Truth will set you Free
Nadia Stephen Publisher
Truth will set you Free
ePaper
CBC June 27, 2025
June 27, 2025: U.S. President Donald Trump ends trade talks with Canada ‘effective immediately’ over Canada’s digital services tax. The RCMP investigates an explosion outside the office of a B.C. provincial cabinet minister. And, the Toronto Raptors turf Masai Ujiri.
What is Canada's digital services tax — and why does Trump dislike it so much?
Canada's digital services tax (DST) affects mega companies that offer digital services — like online advertising or shopping — and earn more than $20 million in revenue from Canadian sources. Giant companies like Amazon, Apple, Airbnb, Google, Meta and Uber will be taxed three per cent on the money they make from Canadian users and customers.

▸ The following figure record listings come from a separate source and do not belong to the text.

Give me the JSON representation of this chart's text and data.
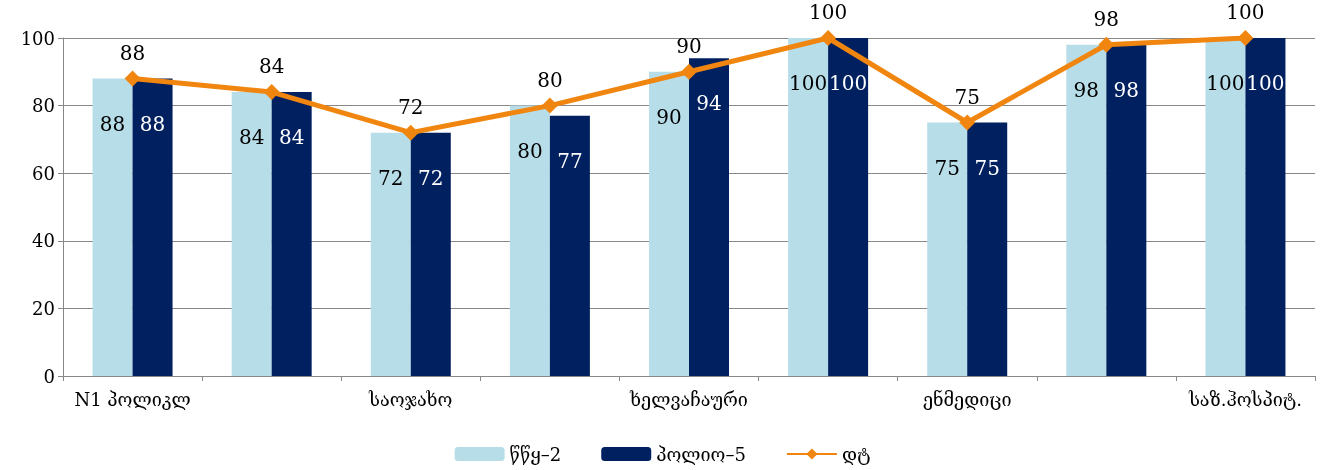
{
  "chart_data": {
    "type": "bar",
    "categories": [
      "N1 პოლიკლ",
      null,
      "საოჯახო",
      null,
      "ხელვაჩაური",
      null,
      "ენმედიცი",
      null,
      "საზ.ჰოსპიტ."
    ],
    "series": [
      {
        "name": "წწყ–2",
        "color": "#b7dde8",
        "values": [
          88,
          84,
          72,
          80,
          90,
          100,
          75,
          98,
          100
        ]
      },
      {
        "name": "პოლიო–5",
        "color": "#002060",
        "values": [
          88,
          84,
          72,
          77,
          94,
          100,
          75,
          98,
          100
        ]
      },
      {
        "name": "დტ",
        "type": "line",
        "color": "#f0860f",
        "values": [
          88,
          84,
          72,
          80,
          90,
          100,
          75,
          98,
          100
        ],
        "marker": "diamond"
      }
    ],
    "ylim": [
      0,
      100
    ],
    "yticks": [
      0,
      20,
      40,
      60,
      80,
      100
    ],
    "grid": "y",
    "legend": "bottom",
    "data_labels": true
  }
}
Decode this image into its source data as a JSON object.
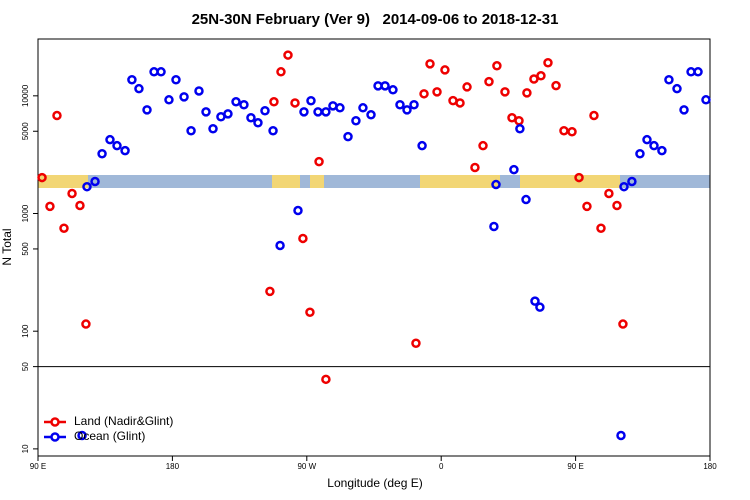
{
  "chart_data": {
    "type": "scatter",
    "title": "25N-30N February (Ver 9)   2014-09-06 to 2018-12-31",
    "x_label": "Longitude (deg E)",
    "y_label": "N Total",
    "log_y": true,
    "legend": "bottomleft",
    "reference_line": 50,
    "xlim": [
      90,
      540
    ],
    "xticks": [
      {
        "value": 90,
        "label": "90 E"
      },
      180,
      {
        "value": 270,
        "label": "90 W"
      },
      {
        "value": 360,
        "label": "0"
      },
      {
        "value": 450,
        "label": "90 E"
      },
      {
        "value": 540,
        "label": "180"
      }
    ],
    "ylim": [
      8.7,
      30400
    ],
    "yticks": [
      10,
      50,
      100,
      500,
      1000,
      5000,
      10000
    ],
    "series": [
      {
        "name": "Land (Nadir&Glint)",
        "color": "#ee0000",
        "x": [
          92.7,
          98.0,
          102.7,
          107.4,
          112.8,
          118.1,
          122.1,
          245.3,
          248.0,
          252.7,
          257.4,
          262.1,
          267.4,
          272.1,
          278.2,
          282.8,
          343.1,
          348.5,
          352.5,
          357.2,
          362.5,
          367.9,
          372.6,
          377.3,
          382.6,
          388.0,
          392.0,
          397.3,
          402.7,
          407.4,
          412.1,
          417.4,
          422.1,
          426.8,
          431.5,
          436.9,
          442.2,
          447.6,
          452.3,
          457.6,
          462.3,
          467.0,
          472.3,
          477.7,
          481.7
        ],
        "values": [
          2020,
          1150,
          6800,
          750,
          1480,
          1170,
          115,
          218,
          8900,
          16000,
          22200,
          8700,
          614,
          145,
          2760,
          39,
          79,
          10400,
          18700,
          10800,
          16600,
          9100,
          8700,
          11900,
          2460,
          3770,
          13200,
          18000,
          10800,
          6510,
          6140,
          10600,
          13900,
          14800,
          19100,
          12200,
          5050,
          4950,
          2020,
          1150,
          6800,
          750,
          1480,
          1170,
          115
        ]
      },
      {
        "name": "Ocean (Glint)",
        "color": "#0000ee",
        "x": [
          119.5,
          122.8,
          128.2,
          132.9,
          138.2,
          142.9,
          148.3,
          152.9,
          157.6,
          163.0,
          167.7,
          172.4,
          177.7,
          182.4,
          187.8,
          192.5,
          197.8,
          202.5,
          207.2,
          212.5,
          217.2,
          222.6,
          227.9,
          232.6,
          237.3,
          242.0,
          247.4,
          252.1,
          264.1,
          268.1,
          272.8,
          277.5,
          282.8,
          287.5,
          292.2,
          297.6,
          302.9,
          307.6,
          313.0,
          317.7,
          322.4,
          327.7,
          332.4,
          337.1,
          341.8,
          347.2,
          395.3,
          396.7,
          408.7,
          412.7,
          416.8,
          422.8,
          426.1,
          480.4,
          482.4,
          487.7,
          493.1,
          497.8,
          502.5,
          507.8,
          512.5,
          517.9,
          522.6,
          527.3,
          532.0,
          537.3
        ],
        "values": [
          13,
          1690,
          1870,
          3220,
          4240,
          3770,
          3420,
          13700,
          11500,
          7600,
          16000,
          16000,
          9250,
          13700,
          9800,
          5050,
          11000,
          7300,
          5250,
          6640,
          7030,
          8900,
          8400,
          6510,
          5900,
          7470,
          5050,
          535,
          1060,
          7310,
          9080,
          7310,
          7310,
          8220,
          7910,
          4500,
          6140,
          7910,
          6900,
          12160,
          12160,
          11250,
          8400,
          7600,
          8400,
          3770,
          776,
          1762,
          2360,
          5250,
          1314,
          180,
          160,
          13,
          1690,
          1870,
          3220,
          4240,
          3770,
          3420,
          13700,
          11500,
          7600,
          16000,
          16000,
          9250
        ]
      }
    ]
  }
}
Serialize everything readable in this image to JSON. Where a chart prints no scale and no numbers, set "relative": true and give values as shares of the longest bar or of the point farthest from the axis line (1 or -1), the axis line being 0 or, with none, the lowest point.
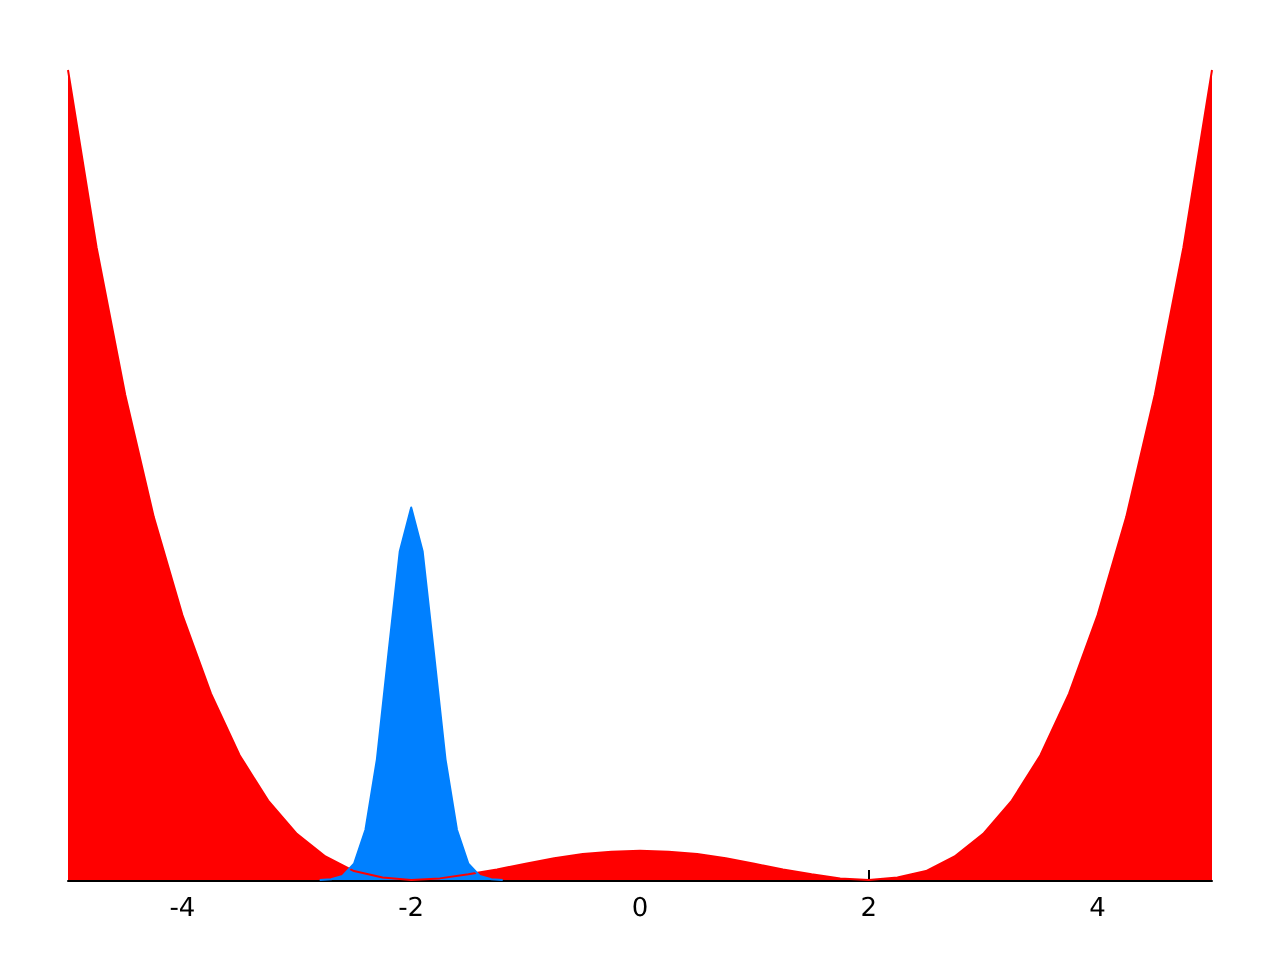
{
  "chart_data": {
    "type": "area",
    "relative": true,
    "xlim": [
      -5,
      5
    ],
    "xticks": [
      -4,
      -2,
      0,
      2,
      4
    ],
    "series": [
      {
        "color": "#ff0000",
        "x": [
          -5,
          -4.75,
          -4.5,
          -4.25,
          -4,
          -3.75,
          -3.5,
          -3.25,
          -3,
          -2.75,
          -2.5,
          -2.25,
          -2,
          -1.75,
          -1.5,
          -1.25,
          -1,
          -0.75,
          -0.5,
          -0.25,
          0,
          0.25,
          0.5,
          0.75,
          1,
          1.25,
          1.5,
          1.75,
          2,
          2.25,
          2.5,
          2.75,
          3,
          3.25,
          3.5,
          3.75,
          4,
          4.25,
          4.5,
          4.75,
          5
        ],
        "values": [
          1,
          0.781,
          0.599,
          0.448,
          0.327,
          0.23,
          0.154,
          0.098,
          0.057,
          0.029,
          0.011,
          0.003,
          0,
          0.002,
          0.007,
          0.013,
          0.02,
          0.027,
          0.032,
          0.035,
          0.036,
          0.035,
          0.032,
          0.027,
          0.02,
          0.013,
          0.007,
          0.002,
          0,
          0.003,
          0.011,
          0.029,
          0.057,
          0.098,
          0.154,
          0.23,
          0.327,
          0.448,
          0.599,
          0.781,
          1
        ]
      },
      {
        "color": "#0080ff",
        "x": [
          -2.8,
          -2.7,
          -2.6,
          -2.5,
          -2.4,
          -2.3,
          -2.2,
          -2.1,
          -2,
          -1.9,
          -1.8,
          -1.7,
          -1.6,
          -1.5,
          -1.4,
          -1.3,
          -1.2
        ],
        "values": [
          0,
          0.001,
          0.005,
          0.02,
          0.062,
          0.149,
          0.279,
          0.406,
          0.46,
          0.406,
          0.279,
          0.149,
          0.062,
          0.02,
          0.005,
          0.001,
          0
        ]
      }
    ]
  }
}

The levy has been in place since last year, but the first payments are due starting Monday. It's retroactive to 2022, so companies will end up with a $2-billion US bill due by the end of July.
Revenue is one big benefit. The Parliamentary Budget Office estimated last year that the tax would bring in more than $7 billion over five years.
The Liberals first promised the tax during the federal election in 2019 under former prime minister Justin Trudeau, but it was delayed for years because a number of other nations wanted to work together on one, overarching digital taxation plan that could be applied in multiple countries.
As the delays dragged on, Canada went ahead with its own tax plan.
Aside from revenue, Ottawa has pitched the DST as a way to bring the tax code up to date and capture revenues earned in Canada by firms located abroad.
What is the U.S. stance on the tax?
The United States has been hostile to the tax from the beginning because it largely affects American tech giants. Officials have argued the tax discriminates against American companies and Congress, notoriously divided between Democrats and Republicans, found a moment of common ground in criticizing Canada's plan.
The Computer & Communications Industry Association has estimated U.S. companies could pay as much as $1 billion a year in tax if the measure remains on the books.
A number of industry experts — from lawyers to cross-border groups and commerce associations — have warned for years that the tax would strain the relationship between Canada and the U.S., with one going so far as to predict in 2023 that the tax alone would be to blame for a trade war.